Although our room here at the Tonopah Station is an ordinary room, we did get a sort-of upgrade: they gave us one of the three standard (non-handicapped-configured) rooms in the hotel for which you do not need to negotiate stairs. This allowed us to use their luggage cart without having to haul bags up a flight or two of steps.

Tomorrow is the final day of the trip. We like to travel, but we're going to be glad to be home.
Kevin and Lisa

Two Fire Tales

Just before I was ready to post the previous entry, the fire alarm sounded at the Tonopah Station Hotel. I grabbed my computer, Lisa grabbed travelswithkuma, and we headed for the exit stairs. Because of the cold outside, we went out to the minivan and Lisa started it in order to get some heat going. After a few minutes, the front desk clerk came outside and gave us the all-clear. (The cause appears to have been traced to a party being held downstairs, but it was not a fire.) The clerk told us that we were one of only two couples to actually obey the alarm and evacuate the hotel. We told her that we've been to many hotels and that this was not our first evacuation. It only takes one time that the alarm is real to make you regret for the rest of your life (which might be a very short time) not obeying it.

After the all-clear, we went back to the room and I put my computer back, and then we walked next door to Scolari's grocery store intending to get some light snacks for dinner, inasmuch as we were still pretty well fed from brunch. This was about 8 PM, and Scolari's closes at 9 here in Tonopah. The north door would not open. It is not unusual for some stores to disable one of their automatic doors in the evening. Lisa, however, noticed that they hadn't just turned off the electric door; they had bolted it shut, which is a blatant fire code violation.

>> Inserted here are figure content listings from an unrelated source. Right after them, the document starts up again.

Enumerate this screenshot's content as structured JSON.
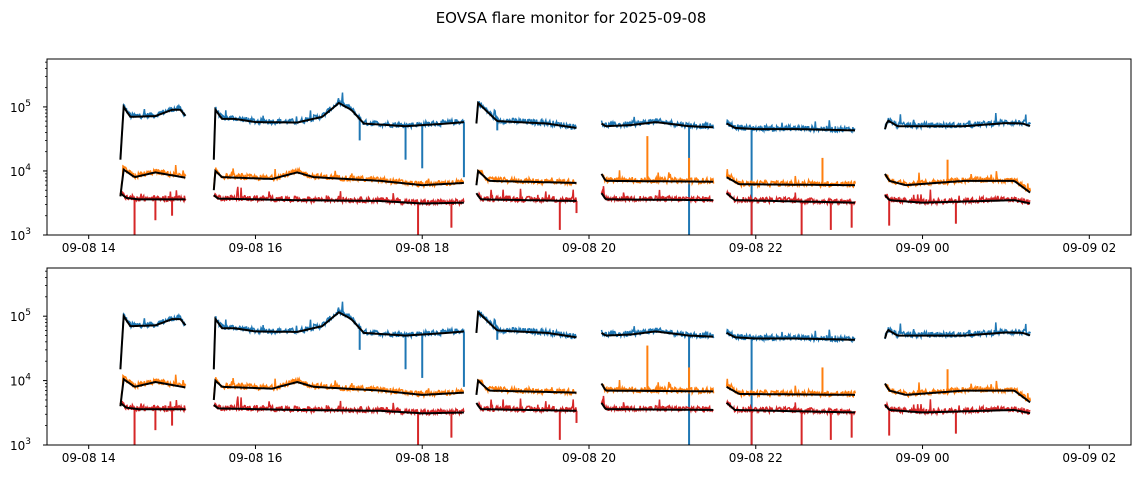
{
  "chart_data": {
    "type": "line",
    "title": "EOVSA flare monitor for 2025-09-08",
    "panels": 2,
    "yscale": "log",
    "ylim": [
      1000,
      560000
    ],
    "xlim_hours": [
      13.5,
      26.5
    ],
    "xlabel": "",
    "ylabel": "",
    "grid": false,
    "x_ticks": [
      {
        "hour": 14,
        "label": "09-08 14"
      },
      {
        "hour": 16,
        "label": "09-08 16"
      },
      {
        "hour": 18,
        "label": "09-08 18"
      },
      {
        "hour": 20,
        "label": "09-08 20"
      },
      {
        "hour": 22,
        "label": "09-08 22"
      },
      {
        "hour": 24,
        "label": "09-09 00"
      },
      {
        "hour": 26,
        "label": "09-09 02"
      }
    ],
    "y_ticks": [
      {
        "value": 1000,
        "base": "10",
        "exp": "3"
      },
      {
        "value": 10000,
        "base": "10",
        "exp": "4"
      },
      {
        "value": 100000,
        "base": "10",
        "exp": "5"
      }
    ],
    "series": [
      {
        "name": "blue",
        "color": "#1f77b4",
        "segments": [
          [
            [
              14.38,
              15000
            ],
            [
              14.42,
              100000
            ],
            [
              14.5,
              70000
            ],
            [
              14.8,
              72000
            ],
            [
              15.0,
              90000
            ],
            [
              15.1,
              90000
            ],
            [
              15.17,
              70000
            ]
          ],
          [
            [
              15.5,
              15000
            ],
            [
              15.52,
              90000
            ],
            [
              15.6,
              65000
            ],
            [
              15.75,
              65000
            ],
            [
              16.0,
              58000
            ],
            [
              16.5,
              57000
            ],
            [
              16.8,
              70000
            ],
            [
              17.0,
              115000
            ],
            [
              17.15,
              90000
            ],
            [
              17.3,
              55000
            ],
            [
              17.8,
              50000
            ],
            [
              18.3,
              55000
            ],
            [
              18.5,
              58000
            ]
          ],
          [
            [
              18.65,
              55000
            ],
            [
              18.67,
              115000
            ],
            [
              18.9,
              60000
            ],
            [
              19.5,
              55000
            ],
            [
              19.85,
              47000
            ]
          ],
          [
            [
              20.15,
              55000
            ],
            [
              20.2,
              50000
            ],
            [
              20.5,
              52000
            ],
            [
              20.8,
              58000
            ],
            [
              21.2,
              50000
            ],
            [
              21.5,
              48000
            ]
          ],
          [
            [
              21.65,
              55000
            ],
            [
              21.75,
              47000
            ],
            [
              22.0,
              45000
            ],
            [
              22.5,
              45000
            ],
            [
              23.2,
              43000
            ]
          ],
          [
            [
              23.55,
              45000
            ],
            [
              23.58,
              62000
            ],
            [
              23.7,
              50000
            ],
            [
              24.5,
              50000
            ],
            [
              25.0,
              56000
            ],
            [
              25.2,
              55000
            ],
            [
              25.3,
              50000
            ]
          ]
        ],
        "spikes": [
          [
            17.25,
            30000
          ],
          [
            17.8,
            15000
          ],
          [
            18.0,
            11000
          ],
          [
            18.5,
            8000
          ],
          [
            18.9,
            43000
          ],
          [
            21.2,
            800
          ],
          [
            21.95,
            800
          ]
        ]
      },
      {
        "name": "orange",
        "color": "#ff7f0e",
        "segments": [
          [
            [
              14.38,
              4000
            ],
            [
              14.42,
              10500
            ],
            [
              14.55,
              8000
            ],
            [
              14.8,
              9500
            ],
            [
              15.17,
              7800
            ]
          ],
          [
            [
              15.5,
              5000
            ],
            [
              15.52,
              10000
            ],
            [
              15.6,
              8000
            ],
            [
              16.2,
              7500
            ],
            [
              16.5,
              9500
            ],
            [
              16.7,
              8000
            ],
            [
              17.5,
              7000
            ],
            [
              18.0,
              6000
            ],
            [
              18.5,
              6500
            ]
          ],
          [
            [
              18.65,
              6000
            ],
            [
              18.67,
              10000
            ],
            [
              18.8,
              7000
            ],
            [
              19.85,
              6500
            ]
          ],
          [
            [
              20.15,
              9000
            ],
            [
              20.2,
              7000
            ],
            [
              21.5,
              6800
            ]
          ],
          [
            [
              21.65,
              8000
            ],
            [
              21.8,
              6200
            ],
            [
              23.2,
              6000
            ]
          ],
          [
            [
              23.55,
              9000
            ],
            [
              23.6,
              7000
            ],
            [
              23.8,
              6000
            ],
            [
              24.5,
              7000
            ],
            [
              25.1,
              7000
            ],
            [
              25.3,
              4500
            ]
          ]
        ],
        "spikes": [
          [
            20.7,
            35000
          ],
          [
            21.2,
            16000
          ],
          [
            22.8,
            16000
          ],
          [
            24.3,
            15000
          ]
        ]
      },
      {
        "name": "red",
        "color": "#d62728",
        "segments": [
          [
            [
              14.38,
              4500
            ],
            [
              14.45,
              3800
            ],
            [
              14.6,
              3600
            ],
            [
              15.17,
              3600
            ]
          ],
          [
            [
              15.5,
              4200
            ],
            [
              15.55,
              3700
            ],
            [
              16.5,
              3500
            ],
            [
              17.5,
              3400
            ],
            [
              18.0,
              3100
            ],
            [
              18.5,
              3200
            ]
          ],
          [
            [
              18.65,
              4500
            ],
            [
              18.7,
              3600
            ],
            [
              19.85,
              3400
            ]
          ],
          [
            [
              20.15,
              4500
            ],
            [
              20.2,
              3600
            ],
            [
              21.5,
              3500
            ]
          ],
          [
            [
              21.65,
              4500
            ],
            [
              21.75,
              3500
            ],
            [
              23.2,
              3200
            ]
          ],
          [
            [
              23.55,
              4200
            ],
            [
              23.6,
              3500
            ],
            [
              24.0,
              3200
            ],
            [
              25.1,
              3500
            ],
            [
              25.3,
              3100
            ]
          ]
        ],
        "spikes": [
          [
            14.55,
            800
          ],
          [
            14.8,
            1700
          ],
          [
            15.0,
            2000
          ],
          [
            17.95,
            800
          ],
          [
            18.35,
            1300
          ],
          [
            19.65,
            1200
          ],
          [
            19.85,
            2200
          ],
          [
            21.95,
            800
          ],
          [
            22.55,
            900
          ],
          [
            22.9,
            1200
          ],
          [
            23.15,
            1300
          ],
          [
            23.6,
            1400
          ],
          [
            24.4,
            1500
          ]
        ]
      }
    ],
    "smooth_color": "#000000"
  }
}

We went inside the other door and asked for a manager. Lisa politely but firmly told her what she'd observed and told her that because of that disregard for customer safety, we were not going to be shopping here. The manager looked fairly blankly at us. I don't think she understood why what she was doing was wrong. I doubt she'd ever read that sign over the door ("This door to remain unlocked during business hours") or if she had, she just didn't care. Instead of buying groceries from them, we went to the hotel restaurant and had dinner there, then went and played slots. (Lisa won slightly more than $2, which helps offset some of our Vegas losses.)

I have submitted a complaint to Scolari's corporate web site and a comment to the Tonopah Valley Fire Department. I'm concerned that we're going to have to see someone get killed because they couldn't get out a lighted fire exit locked by a lazy manager before people remember that fire codes are there for a reason. We're much happier with the hotel staff, who were as horrified with our story of the paint cans in the fire escapes in Albuquerque as we were. Obviously, the Tonopah Station gets it, while their next door neighbor does not.